Widerspruchsabteilung



WIDERSPRUCH Nr. B 2 298 555


Lars Schwenk, Böttgerstraße 1b, 20148 Hamburg, Deutschland (Widersprechender), vertreten durch Hauck Patentanwaltspartnerschaft mbB, Kaiser-Wilhelm-Straße 79-87, 20355 Hamburg, Deutschland (zugelassener Vertreter)


g e g e n


Erbacher Food Intelligence GmbH & Co. KG, Im Steiner 2-4, 63924 Kleinheubach, Deutschland (Anmelderin), vertreten durch Astrid Nitz, Goldbacher Str. 14, 63739 Aschaffenburg, Deutschland (zugelassener Vertreter).


Am 04.02.2019 ergeht durch die Widerspruchsabteilung die folgende



ENTSCHEIDUNG:


1. Dem Widerspruch Nr. B 2 298 555 wird für alle angefochtenen Waren stattgegeben.


2. Die Unionsmarkenanmeldung Nr. 12 043 022 wird in ihrer Gesamtheit zurückgewiesen.


3. Die Anmelderin trägt die Kosten, die auf 650 EUR festgesetzt werden.



BEGRÜNDUNG:


Der Widersprechende legte Widerspruch gegen alle Waren der Unionsmarkenanmeldung Nr. 12 043 022 (Wortmarke Mjam!) ein, und zwar gegen alle Waren der Klassen 29, 30 und 32. Der Widerspruch beruht auf der deutschen Markeneintragung Nr. 302 010 001 516 (Wortmarke mjam). Der Widersprechende berief sich auf Artikel 8 Absatz 1 Buchstabe a und b UMV.



VERWECHSLUNGSGEFAHR – ARTIKEL 8 ABSATZ 1 BUCHSTABE b UMV


Verwechslungsgefahr liegt vor, wenn die Gefahr besteht, dass das Publikum der Auffassung sein könnte, die mit den infrage stehenden Marken gekennzeichneten Waren oder Dienstleistungen stammten von demselben Unternehmen oder gegebenenfalls von wirtschaftlich verbundenen Unternehmen.

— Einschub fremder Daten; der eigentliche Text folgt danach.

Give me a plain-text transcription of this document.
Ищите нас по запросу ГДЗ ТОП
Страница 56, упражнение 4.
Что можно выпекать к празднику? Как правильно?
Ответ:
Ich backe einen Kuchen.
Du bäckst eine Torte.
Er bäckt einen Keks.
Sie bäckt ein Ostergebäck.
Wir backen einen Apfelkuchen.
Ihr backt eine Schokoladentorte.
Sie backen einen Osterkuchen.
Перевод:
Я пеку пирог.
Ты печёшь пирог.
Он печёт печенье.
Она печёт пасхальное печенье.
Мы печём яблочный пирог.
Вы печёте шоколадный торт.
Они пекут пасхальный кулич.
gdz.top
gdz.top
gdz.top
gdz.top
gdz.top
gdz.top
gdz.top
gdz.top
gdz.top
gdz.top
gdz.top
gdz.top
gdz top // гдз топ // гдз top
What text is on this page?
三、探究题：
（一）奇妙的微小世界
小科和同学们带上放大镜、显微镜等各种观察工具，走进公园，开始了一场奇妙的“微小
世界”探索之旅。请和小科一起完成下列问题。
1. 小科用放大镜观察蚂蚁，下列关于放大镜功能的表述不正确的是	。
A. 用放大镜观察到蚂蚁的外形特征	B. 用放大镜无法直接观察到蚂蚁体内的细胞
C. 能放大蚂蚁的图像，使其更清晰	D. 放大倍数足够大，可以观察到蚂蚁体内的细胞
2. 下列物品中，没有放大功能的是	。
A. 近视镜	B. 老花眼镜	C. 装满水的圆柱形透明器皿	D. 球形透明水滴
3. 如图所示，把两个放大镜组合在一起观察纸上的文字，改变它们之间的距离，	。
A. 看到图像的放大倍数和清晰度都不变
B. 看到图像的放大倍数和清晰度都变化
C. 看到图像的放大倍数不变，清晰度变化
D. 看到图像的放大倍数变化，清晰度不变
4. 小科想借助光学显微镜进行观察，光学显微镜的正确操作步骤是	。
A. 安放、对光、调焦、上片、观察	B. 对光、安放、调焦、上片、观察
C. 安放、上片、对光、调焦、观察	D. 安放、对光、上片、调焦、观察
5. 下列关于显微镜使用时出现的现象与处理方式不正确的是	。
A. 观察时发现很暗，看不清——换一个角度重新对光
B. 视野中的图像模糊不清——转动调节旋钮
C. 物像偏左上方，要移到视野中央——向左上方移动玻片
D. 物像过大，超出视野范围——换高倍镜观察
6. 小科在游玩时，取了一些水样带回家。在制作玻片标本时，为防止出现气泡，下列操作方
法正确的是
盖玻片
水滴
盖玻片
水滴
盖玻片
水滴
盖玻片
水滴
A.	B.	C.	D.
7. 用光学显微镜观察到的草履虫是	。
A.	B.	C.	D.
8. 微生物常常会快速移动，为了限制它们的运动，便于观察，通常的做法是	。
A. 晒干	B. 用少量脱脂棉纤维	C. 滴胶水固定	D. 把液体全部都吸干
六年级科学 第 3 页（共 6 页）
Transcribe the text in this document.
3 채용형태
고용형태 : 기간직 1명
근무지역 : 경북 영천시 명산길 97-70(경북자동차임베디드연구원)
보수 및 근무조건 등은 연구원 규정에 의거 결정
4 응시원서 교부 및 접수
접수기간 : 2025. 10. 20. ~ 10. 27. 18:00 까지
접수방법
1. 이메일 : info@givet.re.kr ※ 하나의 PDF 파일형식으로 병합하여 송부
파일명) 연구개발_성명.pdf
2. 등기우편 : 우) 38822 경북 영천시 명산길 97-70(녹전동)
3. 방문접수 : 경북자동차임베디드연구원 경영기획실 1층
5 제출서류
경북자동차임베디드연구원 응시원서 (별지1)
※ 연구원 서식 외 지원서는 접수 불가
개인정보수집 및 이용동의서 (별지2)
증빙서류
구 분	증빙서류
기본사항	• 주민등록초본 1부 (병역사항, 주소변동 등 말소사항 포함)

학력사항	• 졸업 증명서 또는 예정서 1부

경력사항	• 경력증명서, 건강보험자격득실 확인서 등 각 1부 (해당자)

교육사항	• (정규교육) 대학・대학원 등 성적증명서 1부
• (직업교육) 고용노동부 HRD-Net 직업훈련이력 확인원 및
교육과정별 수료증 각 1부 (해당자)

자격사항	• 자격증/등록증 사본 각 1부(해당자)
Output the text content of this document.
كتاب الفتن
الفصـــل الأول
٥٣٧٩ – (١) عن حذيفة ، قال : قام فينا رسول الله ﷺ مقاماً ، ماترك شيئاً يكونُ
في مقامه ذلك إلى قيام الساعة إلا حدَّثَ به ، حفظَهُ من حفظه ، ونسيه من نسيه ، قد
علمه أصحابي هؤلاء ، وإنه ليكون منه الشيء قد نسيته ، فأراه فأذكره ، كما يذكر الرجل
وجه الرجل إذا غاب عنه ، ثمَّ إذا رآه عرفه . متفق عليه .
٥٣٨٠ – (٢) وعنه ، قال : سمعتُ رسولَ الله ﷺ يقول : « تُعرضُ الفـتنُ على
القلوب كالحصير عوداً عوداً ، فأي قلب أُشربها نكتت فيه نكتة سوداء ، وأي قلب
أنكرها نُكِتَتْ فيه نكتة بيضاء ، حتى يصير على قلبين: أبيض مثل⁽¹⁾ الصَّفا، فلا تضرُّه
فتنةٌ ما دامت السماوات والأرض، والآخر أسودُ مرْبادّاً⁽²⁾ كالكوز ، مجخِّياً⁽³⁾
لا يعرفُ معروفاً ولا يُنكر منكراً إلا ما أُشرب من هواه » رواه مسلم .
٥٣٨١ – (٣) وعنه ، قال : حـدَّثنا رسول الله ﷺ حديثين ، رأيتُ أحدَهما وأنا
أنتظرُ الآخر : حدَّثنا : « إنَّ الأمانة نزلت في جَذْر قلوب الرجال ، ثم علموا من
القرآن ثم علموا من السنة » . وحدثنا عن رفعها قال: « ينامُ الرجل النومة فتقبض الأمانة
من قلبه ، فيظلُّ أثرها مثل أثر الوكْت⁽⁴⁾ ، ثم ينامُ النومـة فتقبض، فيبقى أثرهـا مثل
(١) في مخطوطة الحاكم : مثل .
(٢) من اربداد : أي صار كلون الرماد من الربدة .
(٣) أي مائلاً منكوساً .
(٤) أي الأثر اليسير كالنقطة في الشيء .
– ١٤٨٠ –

Ob eine Verwechslungsgefahr besteht, hängt bei einer umfassenden Beurteilung von der Abwägung mehrerer, voneinander abhängiger Faktoren ab. Zu diesen Faktoren gehören die Ähnlichkeit der Zeichen, die Ähnlichkeit der Waren und Dienstleistungen, die Kennzeichnungskraft der älteren Marke, die kennzeichnenden und dominierenden Elemente der in Konflikt stehenden Zeichen sowie das relevante Publikum.



a) Die Waren und Dienstleistungen


Der Widerspruch basiert auf den folgenden Waren und Dienstleistungen:


Klasse 29: Fleisch, Fisch, Geflügel und Wild; Fleischextrakte; konserviertes, tiefgekühltes, getrocknetes und gekochtes Obst und Gemüse; Gallerten (Gelees); Konfitüren, Kompotte; Eier, Milch und Milchprodukte; Speiseöle und –fette.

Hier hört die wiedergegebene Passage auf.